Mon 16 Jun 2014
KIRKSVILLE, Mo. – World War I, the world’s first global conflict from 1914-18, was a major turning point in human history in which Missourians played an active role.
Libraries, museums, and archives across the state are working on a project to share this part of Missouri’s history on a free, online website called “Over There: Missouri and the Great War.”
“Over There” began in 2012 with the support of five partners: the Museum of Osteopathic MedicineSM, Kirksville; the Missouri History Museum, St. Louis; the National World War I Museum, Kansas City; the Springfield-Greene County Library District, and the State Historical Society of Missouri, Columbia. In April, project staff learned they were awarded two major grants from the Missouri State Library that will help see the project to completion. “Over There” was awarded a $73,974 Digital Imaging Grant and a $34,704 Technology Ladder Grant. The grants will allow project staff across the state to continue scanning WWI documents and photos, and to build an interactive website.
“The additional grant funding provides us an opportunity to work with many new partners in Missouri,” said Brian Grubbs, the Springfield-Greene County Library District based project director. “We are very excited to expand online access to these collections, and to promote our shared history.”
When completed, the website will feature a single, digital collection of documents, photographs, artifacts, and memorabilia illustrating the effect WWI had on Missouri and the impact of Missourians’ contribution to the war effort.
The project started in preparation for the centennial remembrance beginning this year, and has been completed in multiple phases. A small sample of the full site to be launched in 2015 is available at www.missourioverthere.org.
Project partners have placed nearly 6,000 pages of WWI documents and photographs online already, and the new grants will bring 7,317 more online. To date, 28 institutions have collaborated on the “Over There” project. Museum Director Jason Haxton said, “The Museum of Osteopathic Medicine has been pleased to share with this site the significant contributions made by early osteopathic physicians to provide quality healthcare during this major war effort.”

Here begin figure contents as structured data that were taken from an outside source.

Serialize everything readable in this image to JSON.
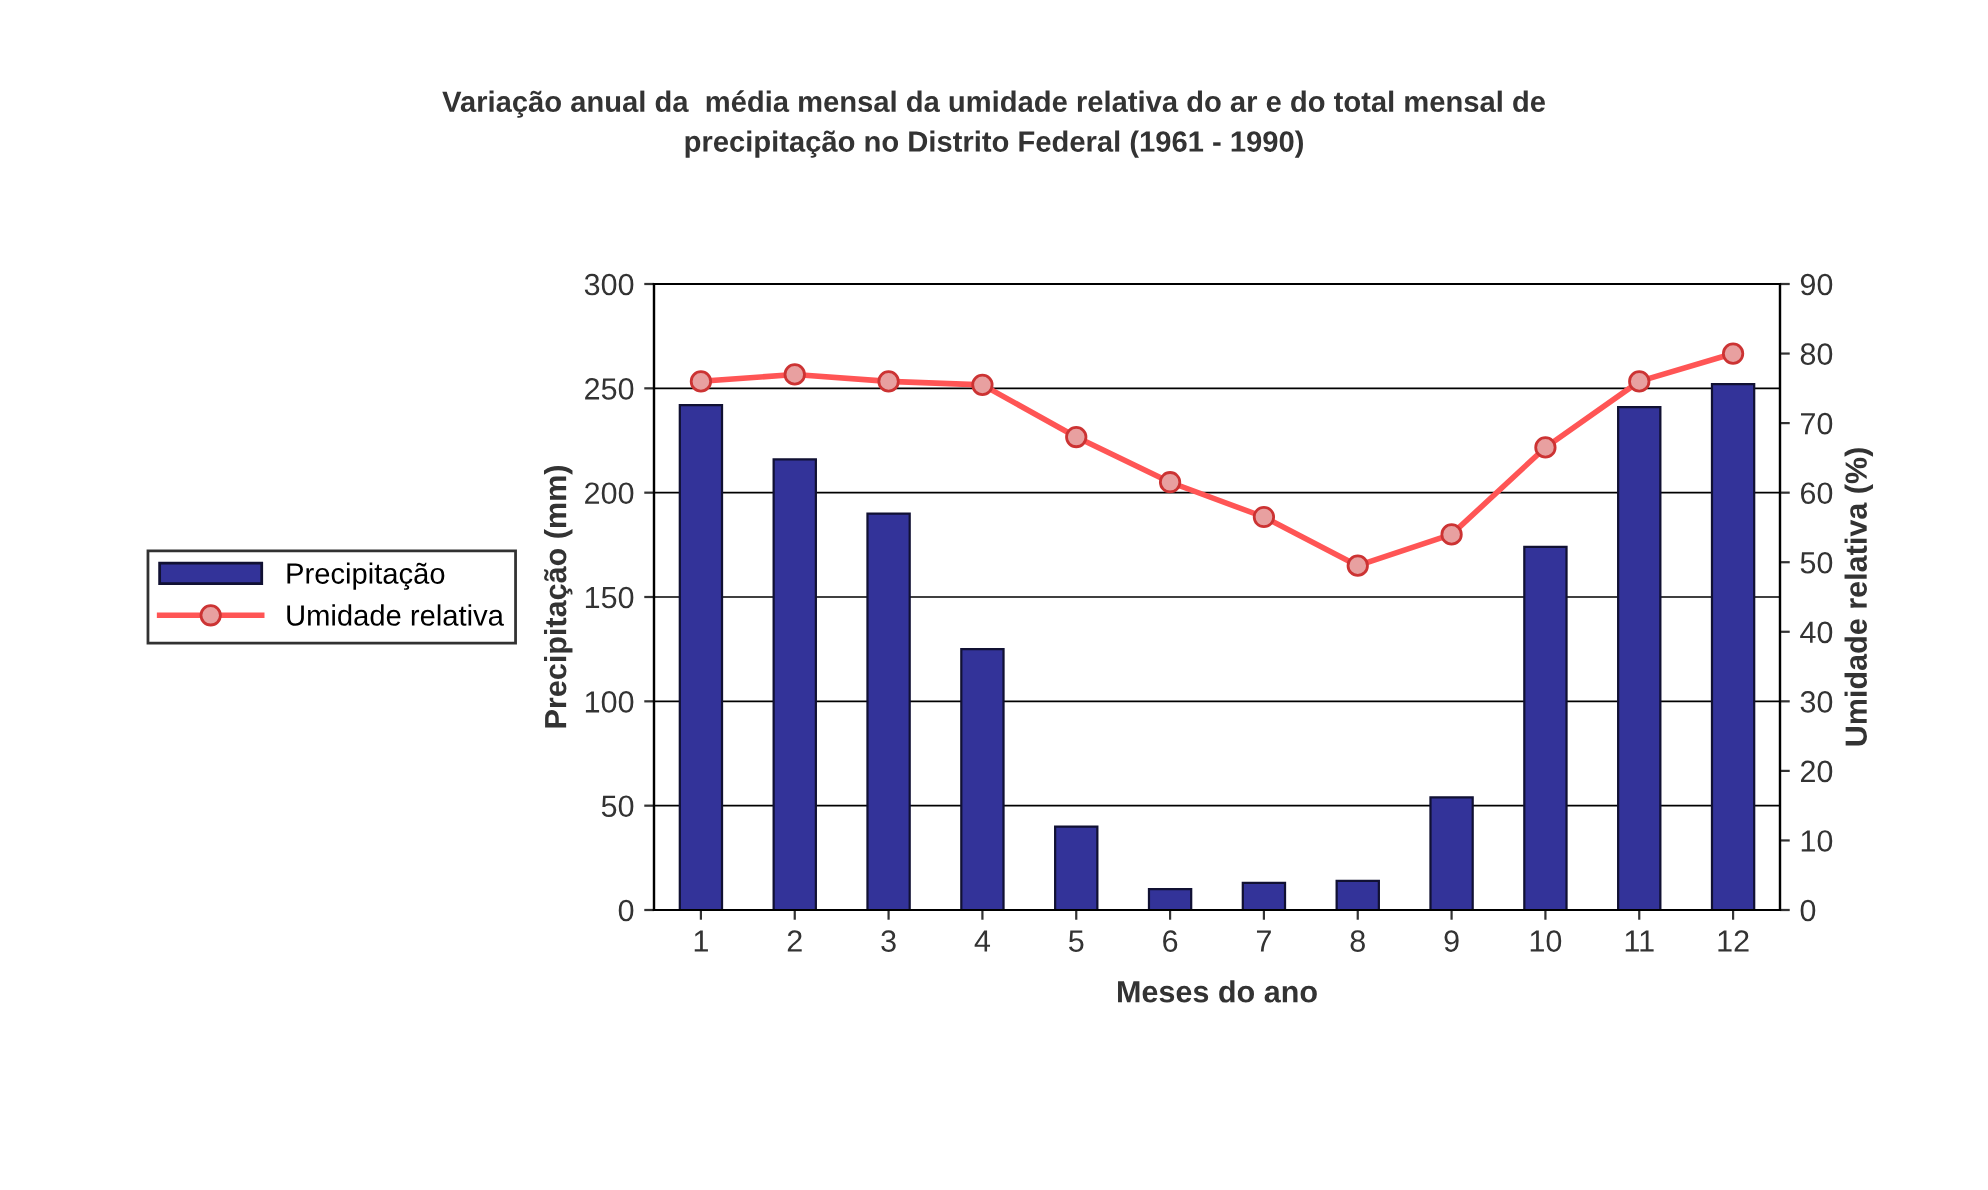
{
  "chart_data": {
    "type": "bar",
    "title": "Variação anual da  média mensal da umidade relativa do ar e do total mensal de\nprecipitação no Distrito Federal (1961 - 1990)",
    "xlabel": "Meses do ano",
    "ylabel": "Precipitação (mm)",
    "y2label": "Umidade relativa (%)",
    "categories": [
      "1",
      "2",
      "3",
      "4",
      "5",
      "6",
      "7",
      "8",
      "9",
      "10",
      "11",
      "12"
    ],
    "series": [
      {
        "name": "Precipitação",
        "color": "#333399",
        "values": [
          242,
          216,
          190,
          125,
          40,
          10,
          13,
          14,
          54,
          174,
          241,
          252
        ]
      },
      {
        "name": "Umidade relativa",
        "type": "line",
        "axis": "y2",
        "color": "#ff5555",
        "marker": "circle",
        "values": [
          76,
          77,
          76,
          75.5,
          68,
          61.5,
          56.5,
          49.5,
          54,
          66.5,
          76,
          80
        ]
      }
    ],
    "ylim": [
      0,
      300
    ],
    "yticks": [
      0,
      50,
      100,
      150,
      200,
      250,
      300
    ],
    "y2lim": [
      0,
      90
    ],
    "y2ticks": [
      0,
      10,
      20,
      30,
      40,
      50,
      60,
      70,
      80,
      90
    ],
    "grid": "y",
    "legend": "left"
  }
}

Contributing institutions beyond the project partners include Arnold Historical Society & Museum; Bates County Historical Society & Museum, Butler; Carondelet Historical Society, St. Louis; Excelsior Springs Museum & Archives; Gardner House Museum, Palmyra; Gasconade County Historical Society, Hermann; General John J. Pershing Boyhood Home State Historic Site, Laclede; Harry S. Truman Library and Museum, Independence; Holocaust Museum and Learning Center, St. Louis; Jasper County Records Center, Carthage; Kansas City Public Library, Missouri Valley Room; Kirkwood Historical Society; Lindenwood University, St. Charles; Missouri State Archives, Jefferson City; Missouri State Museum, Jefferson City; Museum of Missouri Military History, Jefferson City; National Personnel Records Center, St. Louis; Powers Museum, Carthage; Saint Louis Art Museum; Saint Louis University Archives & Manuscripts; Truman State University Special Collections & Archives, Kirksville; University of Missouri-Kansas City Special Collections; University of Missouri Rare Book and Special Collections, Columbia; Walt Disney Hometown Museum, Marceline; and Washington University School of Medicine, Bernard Becker Medical Library, Archives and Rare Books, St. Louis.